Chicago, that somber city, has given the Catholic Church a pope, by way of Peru and Italy. Robert Francis Prevost’s life, like that of his church, has been nothing if not cosmopolitan, crossing borders and continents, spanning hemispheres. The Church, of course, is not only cosmopolitan but parochial as well, hewing to doctrines crafted more than a millennium ago by clerics a good deal less cosmopolitan than the crew that just anointed Prevost. The new pope, who’ll go by the name of Leo, brings to the job a background that’s pastoral, as was his predecessor’s. Whether that means Leo’s approach to humanity will be as inclusive as Francis’s, who didn’t let some of those ancient doctrines impede a more welcoming embrace to those who’d run afoul of some previously enforced thou-shalt-nots, remains to be seen. Even if Leo proves more orthodox in such matters than Francis, both his pastoral and globe-trotting histories suggest his brand of Catholicism won’t be anything like the just-us Catholicism of JD Vance. That may well mean that he will continue the Church’s tradition of elevating the global over the national, and also continue Francis’s affirmation of the rights of immigrants, which Francis made part of his Easter message just a few hours before he died.

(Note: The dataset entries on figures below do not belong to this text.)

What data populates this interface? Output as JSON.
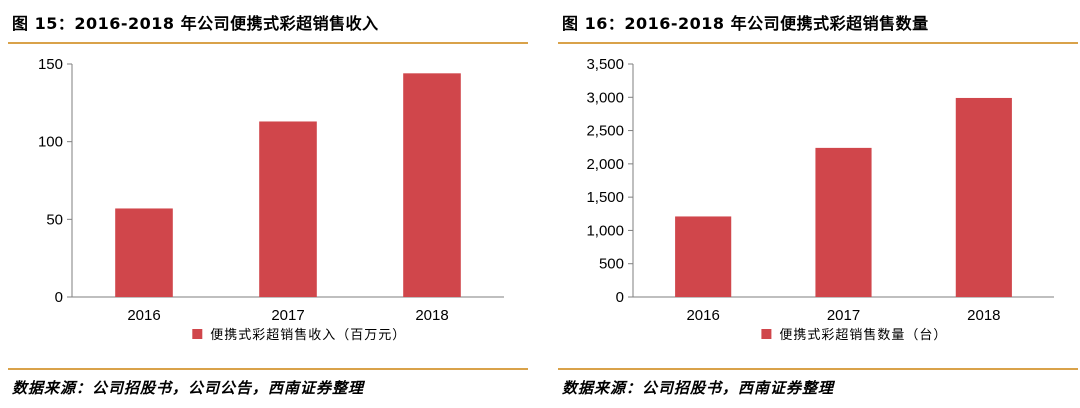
{
  "charts": [
    {
      "title": "图 15：2016-2018 年公司便携式彩超销售收入",
      "source": "数据来源：公司招股书，公司公告，西南证券整理"
    },
    {
      "title": "图 16：2016-2018 年公司便携式彩超销售数量",
      "source": "数据来源：公司招股书，西南证券整理"
    }
  ],
  "chart_data": [
    {
      "type": "bar",
      "categories": [
        "2016",
        "2017",
        "2018"
      ],
      "series": [
        {
          "name": "便携式彩超销售收入（百万元）",
          "values": [
            57,
            113,
            144
          ]
        }
      ],
      "ylim": [
        0,
        150
      ],
      "yticks": [
        0,
        50,
        100,
        150
      ],
      "ytick_labels": [
        "0",
        "50",
        "100",
        "150"
      ],
      "color": "#d0464b",
      "grid": false,
      "legend_position": "bottom"
    },
    {
      "type": "bar",
      "categories": [
        "2016",
        "2017",
        "2018"
      ],
      "series": [
        {
          "name": "便携式彩超销售数量（台）",
          "values": [
            1210,
            2240,
            2990
          ]
        }
      ],
      "ylim": [
        0,
        3500
      ],
      "yticks": [
        0,
        500,
        1000,
        1500,
        2000,
        2500,
        3000,
        3500
      ],
      "ytick_labels": [
        "0",
        "500",
        "1,000",
        "1,500",
        "2,000",
        "2,500",
        "3,000",
        "3,500"
      ],
      "color": "#d0464b",
      "grid": false,
      "legend_position": "bottom"
    }
  ]
}
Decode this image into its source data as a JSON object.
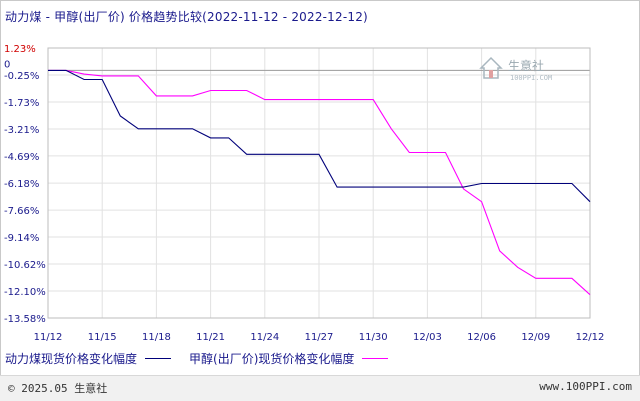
{
  "header": {
    "title": "动力煤 - 甲醇(出厂价) 价格趋势比较(2022-11-12 - 2022-12-12)"
  },
  "watermark": {
    "name": "生意社",
    "url": "100PPI.COM"
  },
  "legend": {
    "series_a_label": "动力煤现货价格变化幅度",
    "series_b_label": "甲醇(出厂价)现货价格变化幅度"
  },
  "footer": {
    "left": "© 2025.05 生意社",
    "right": "www.100PPI.com"
  },
  "colors": {
    "series_a": "#00007a",
    "series_b": "#ff00ff",
    "grid": "#e2e2e2",
    "axis_text": "#1a1a8c",
    "top_tick": "#d00000"
  },
  "chart_data": {
    "type": "line",
    "title": "动力煤 - 甲醇(出厂价) 价格趋势比较(2022-11-12 - 2022-12-12)",
    "xlabel": "",
    "ylabel": "",
    "y_ticks": [
      "1.23%",
      "-0.25%",
      "-1.73%",
      "-3.21%",
      "-4.69%",
      "-6.18%",
      "-7.66%",
      "-9.14%",
      "-10.62%",
      "-12.10%",
      "-13.58%"
    ],
    "y_tick_values": [
      1.23,
      -0.25,
      -1.73,
      -3.21,
      -4.69,
      -6.18,
      -7.66,
      -9.14,
      -10.62,
      -12.1,
      -13.58
    ],
    "zero_label": "0",
    "ylim": [
      -13.58,
      1.23
    ],
    "x_tick_labels": [
      "11/12",
      "11/15",
      "11/18",
      "11/21",
      "11/24",
      "11/27",
      "11/30",
      "12/03",
      "12/06",
      "12/09",
      "12/12"
    ],
    "x_tick_days": [
      0,
      3,
      6,
      9,
      12,
      15,
      18,
      21,
      24,
      27,
      30
    ],
    "xlim": [
      0,
      30
    ],
    "grid": true,
    "legend_position": "bottom",
    "series": [
      {
        "name": "动力煤现货价格变化幅度",
        "color": "#00007a",
        "points": [
          [
            0,
            0
          ],
          [
            1,
            0
          ],
          [
            2,
            -0.5
          ],
          [
            3,
            -0.5
          ],
          [
            4,
            -2.5
          ],
          [
            5,
            -3.2
          ],
          [
            6,
            -3.2
          ],
          [
            7,
            -3.2
          ],
          [
            8,
            -3.2
          ],
          [
            9,
            -3.7
          ],
          [
            10,
            -3.7
          ],
          [
            11,
            -4.6
          ],
          [
            12,
            -4.6
          ],
          [
            13,
            -4.6
          ],
          [
            14,
            -4.6
          ],
          [
            15,
            -4.6
          ],
          [
            16,
            -6.4
          ],
          [
            17,
            -6.4
          ],
          [
            18,
            -6.4
          ],
          [
            19,
            -6.4
          ],
          [
            20,
            -6.4
          ],
          [
            21,
            -6.4
          ],
          [
            22,
            -6.4
          ],
          [
            23,
            -6.4
          ],
          [
            24,
            -6.2
          ],
          [
            25,
            -6.2
          ],
          [
            26,
            -6.2
          ],
          [
            27,
            -6.2
          ],
          [
            28,
            -6.2
          ],
          [
            29,
            -6.2
          ],
          [
            30,
            -7.2
          ]
        ]
      },
      {
        "name": "甲醇(出厂价)现货价格变化幅度",
        "color": "#ff00ff",
        "points": [
          [
            0,
            0
          ],
          [
            1,
            0
          ],
          [
            2,
            -0.2
          ],
          [
            3,
            -0.3
          ],
          [
            4,
            -0.3
          ],
          [
            5,
            -0.3
          ],
          [
            6,
            -1.4
          ],
          [
            7,
            -1.4
          ],
          [
            8,
            -1.4
          ],
          [
            9,
            -1.1
          ],
          [
            10,
            -1.1
          ],
          [
            11,
            -1.1
          ],
          [
            12,
            -1.6
          ],
          [
            13,
            -1.6
          ],
          [
            14,
            -1.6
          ],
          [
            15,
            -1.6
          ],
          [
            16,
            -1.6
          ],
          [
            17,
            -1.6
          ],
          [
            18,
            -1.6
          ],
          [
            19,
            -3.2
          ],
          [
            20,
            -4.5
          ],
          [
            21,
            -4.5
          ],
          [
            22,
            -4.5
          ],
          [
            23,
            -6.5
          ],
          [
            24,
            -7.2
          ],
          [
            25,
            -9.9
          ],
          [
            26,
            -10.8
          ],
          [
            27,
            -11.4
          ],
          [
            28,
            -11.4
          ],
          [
            29,
            -11.4
          ],
          [
            30,
            -12.3
          ]
        ]
      }
    ]
  }
}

So, will the first American pope criticize the war on immigrants now being waged by the worst American president? And will it have any special resonance coming as it does from an American, Chicago-born, from one of the most polyglot of cities? Historically, the Church in America has periodically been divided over a multitude of issues, up to and including right now, when increasingly right-wing,
orthodox, and censorious priests are busily prompting more centrist and moderate and abuse-concerned Catholics to leave the Church. But if there’s one unifying through line in the American Church’s history, it’s support for immigrants. For much of its history, after all, the American Church—clergy and laity both—consisted not just of immigrants, but immigrants whom America’s Protestant majority degraded and despised: the Irish, then the Italians, then the Mexicans and Latin Americans. Most of that history may seem ancient to us today, but we should remember that our nation didn’t have a Catholic president until John F. Kennedy, who had to pledge he’d heed no Vatican communiqués in order to win election. For that matter, we’ve only had one more Catholic president (Joe Biden) since Kennedy.